8. Сэйдж склонен толковать это место как указание на происхождение Порида из той самой Энеи, куда он отправился из Фессалоник (см. след. примеч.), но, скорей, речь здесь идет о том, что он был знатным человеком в фессалийском племени энианов (энианцев – см.: XXVIII, 5, 15 и примеч. 29 к кн. XXVIII), а созвучие названий случайно.
9. О Фессалонике см. примеч. 44 к кн. XXXIII. Энея – небольшой портовый город южней Фессалоники – на западном берегу полуострова Халкидики близ Энеева мыса.
10. Данное место Ливия, видимо, единственное свидетельство об этом ежегодном священнодействии и связанном с ним предании.
11. Рассказ Полибия об этом эпизоде не сохранился.
12. Ср.: XXXIX, 47—48, 1; примеч. 155 к кн. XXXIX.
13. Бастарны – германское (или кельтское?) племя, обитавшее в начале II в. до н.э. по Днестру, Пруту, Бугу – до устья Дуная. Филипп в это время всячески побуждал их переселиться к северным границам его царства.

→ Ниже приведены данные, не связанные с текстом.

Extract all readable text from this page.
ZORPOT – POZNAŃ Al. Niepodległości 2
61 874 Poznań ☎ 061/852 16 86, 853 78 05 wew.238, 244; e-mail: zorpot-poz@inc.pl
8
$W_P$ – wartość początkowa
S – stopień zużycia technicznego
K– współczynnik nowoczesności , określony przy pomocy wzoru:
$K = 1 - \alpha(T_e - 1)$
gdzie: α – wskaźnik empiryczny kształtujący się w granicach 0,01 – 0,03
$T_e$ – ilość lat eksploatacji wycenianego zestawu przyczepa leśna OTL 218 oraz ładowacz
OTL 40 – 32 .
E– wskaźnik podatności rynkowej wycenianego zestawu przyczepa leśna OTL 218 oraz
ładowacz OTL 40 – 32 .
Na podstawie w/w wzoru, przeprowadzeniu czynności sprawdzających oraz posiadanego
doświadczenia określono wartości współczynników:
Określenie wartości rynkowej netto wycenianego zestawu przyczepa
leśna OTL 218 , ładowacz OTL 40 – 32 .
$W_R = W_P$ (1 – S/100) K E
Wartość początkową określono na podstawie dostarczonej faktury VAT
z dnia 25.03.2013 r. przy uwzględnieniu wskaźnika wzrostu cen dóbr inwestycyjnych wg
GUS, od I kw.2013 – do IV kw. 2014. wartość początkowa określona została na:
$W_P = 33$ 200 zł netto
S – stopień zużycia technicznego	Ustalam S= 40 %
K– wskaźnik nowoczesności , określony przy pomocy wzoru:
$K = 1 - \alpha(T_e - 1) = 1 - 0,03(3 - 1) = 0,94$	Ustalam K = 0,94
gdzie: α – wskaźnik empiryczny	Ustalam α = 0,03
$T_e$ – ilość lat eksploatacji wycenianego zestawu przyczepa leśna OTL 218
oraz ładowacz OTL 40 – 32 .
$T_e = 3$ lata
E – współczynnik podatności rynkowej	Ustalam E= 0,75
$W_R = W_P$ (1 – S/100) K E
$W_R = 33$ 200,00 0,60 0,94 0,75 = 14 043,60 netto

14. Речь идет о палках, применявшихся для фехтовальных и гладиаторских упражнений.
15. Ср.: Полибий, XXIII, 11.
16. Ср.: XLV, 19, 10.
17. Трагическая ирония – предсказание Персея сбылось, только сам он (а не Деметрий) погубил брата и поторопил смерть отца (ср. ниже, гл. 24 и 56).
18. Ср.: XXIX, 47, 11.
19. Ливий выше не упоминал об этом письме, хотя у Полибия оно цитируется (Полибий, XXIII, 3, 8). У Ливия же пересказано лишь аналогичное письмо к царю от сената. См.: XXXIX, 47, 9—11; Полибий, XXXIII, 2, 9—10.

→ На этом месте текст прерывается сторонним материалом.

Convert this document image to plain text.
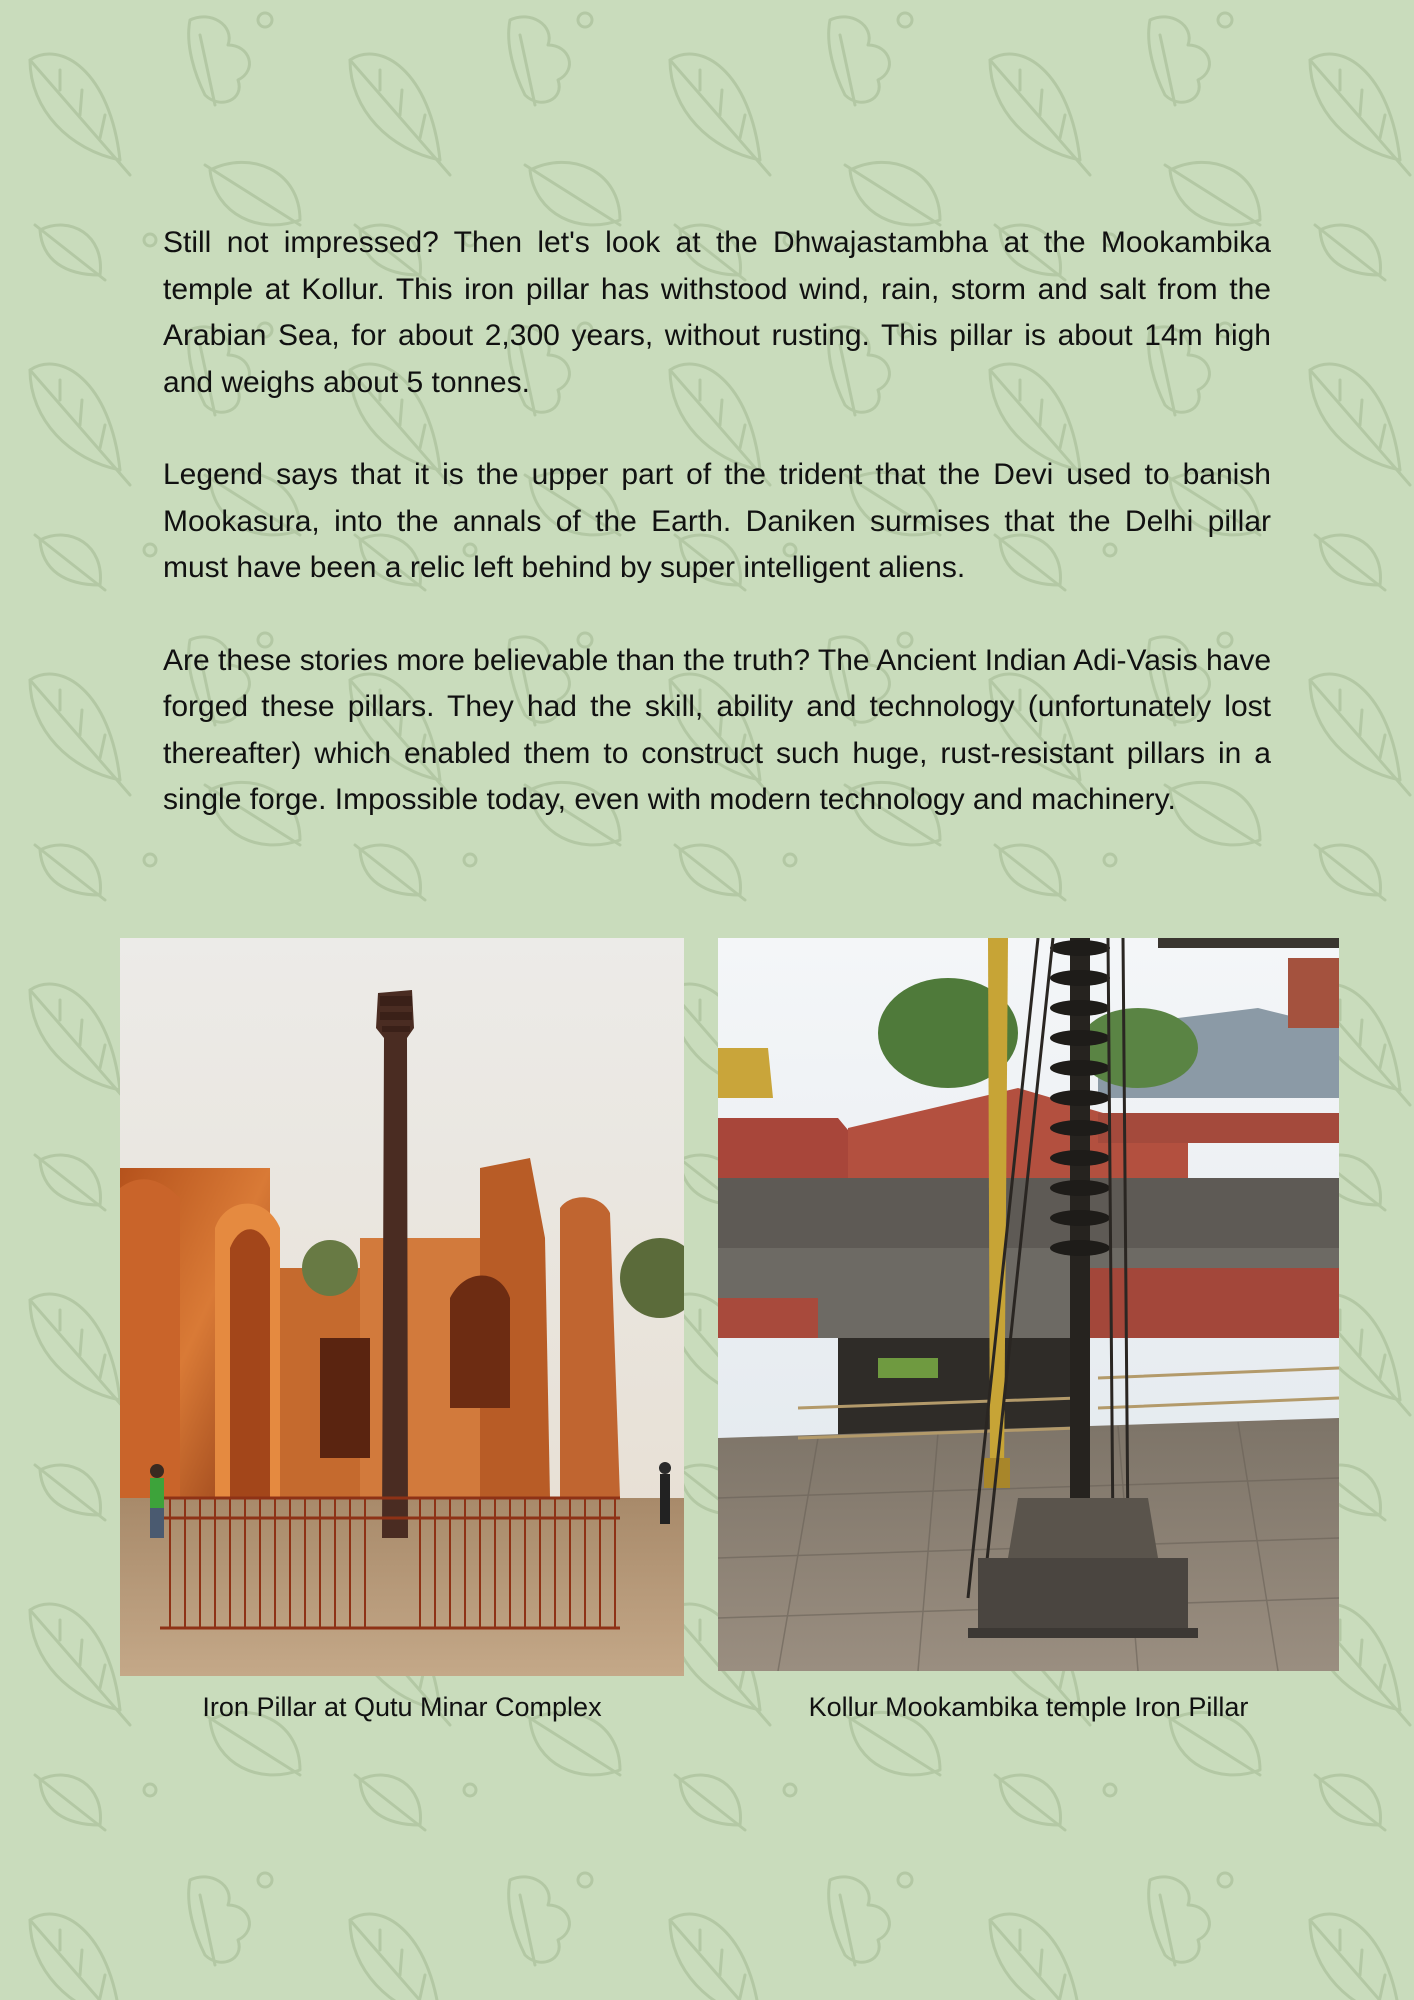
Still not impressed? Then let's look at the Dhwajastambha at the Mookambika temple at Kollur. This iron pillar has withstood wind, rain, storm and salt from the Arabian Sea, for about 2,300 years, without rusting. This pillar is about 14m high and weighs about 5 tonnes.

Legend says that it is the upper part of the trident that the Devi used to banish Mookasura, into the annals of the Earth. Daniken surmises that the Delhi pillar must have been a relic left behind by super intelligent aliens.

Are these stories more believable than the truth? The Ancient Indian Adi-Vasis have forged these pillars. They had the skill, ability and technology (unfortunately lost thereafter) which enabled them to construct such huge, rust-resistant pillars in a single forge. Impossible today, even with modern technology and machinery.

Iron Pillar at Qutu Minar Complex	Kollur Mookambika temple Iron Pillar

20. Трудно сомневаться в том, что образцом для этой пары речей Ливию служили соответствующие речи у Полибия, который обещал читателю подробный рассказ о «третьей драме» – с царскими сыновьями (ср.: Полибий, XXIII, 3, 10; 10, 12). К сожалению, этот рассказ не сохранился и нет возможности сравнить разработку речей и трактовку образов у двух авторов.
21. Чего именно хотели лигурийцы от римлян (и от Марцелла), остается не вполне ясным.
22. Публий Манлий в прошлую свою претуру был послан в Ближнюю Испанию помощником консула, но, видимо, по его распоряжению, действовал и в Дальней. См.: XXXIII, 43, 5; 8; XXXIV, 17, 1, а также примеч. 47—49 к кн. XXXIV.
23. См. выше, гл. 2, 5.
24. См.: XXXIV, 62, 1—15.
25. Рассмотрение этого спора затянулось надолго (ср. ниже, гл. 34, 14; XLI, 22, 1—3; XLII, 23—24 и далее), пока он не перерос в конфликт, приведший к Третьей Пунической войне 149—146 гг. до н.э. (см.: Периохи, 48).
26. Согласно Капитолийским фастам, Публий Корнелий Цетег.
27. Это «корабельные дуумвиры», учрежденные в 411 г. до н.э. постановлением народного собрания. См.: IX, 30, 4.
28. Отпущенники, не имевшие права службы в легионах могли служить во флоте.
29. Т.е. от мыса Сорренто возле Неаполя до совр. Марселя и от того же мыса до совр. Бари на Адриатическом побережье.
30. О храме Согласия на Вулкановом поле см.: IX, 46, 6 сл.; примеч. 163, 164 к кн. IX.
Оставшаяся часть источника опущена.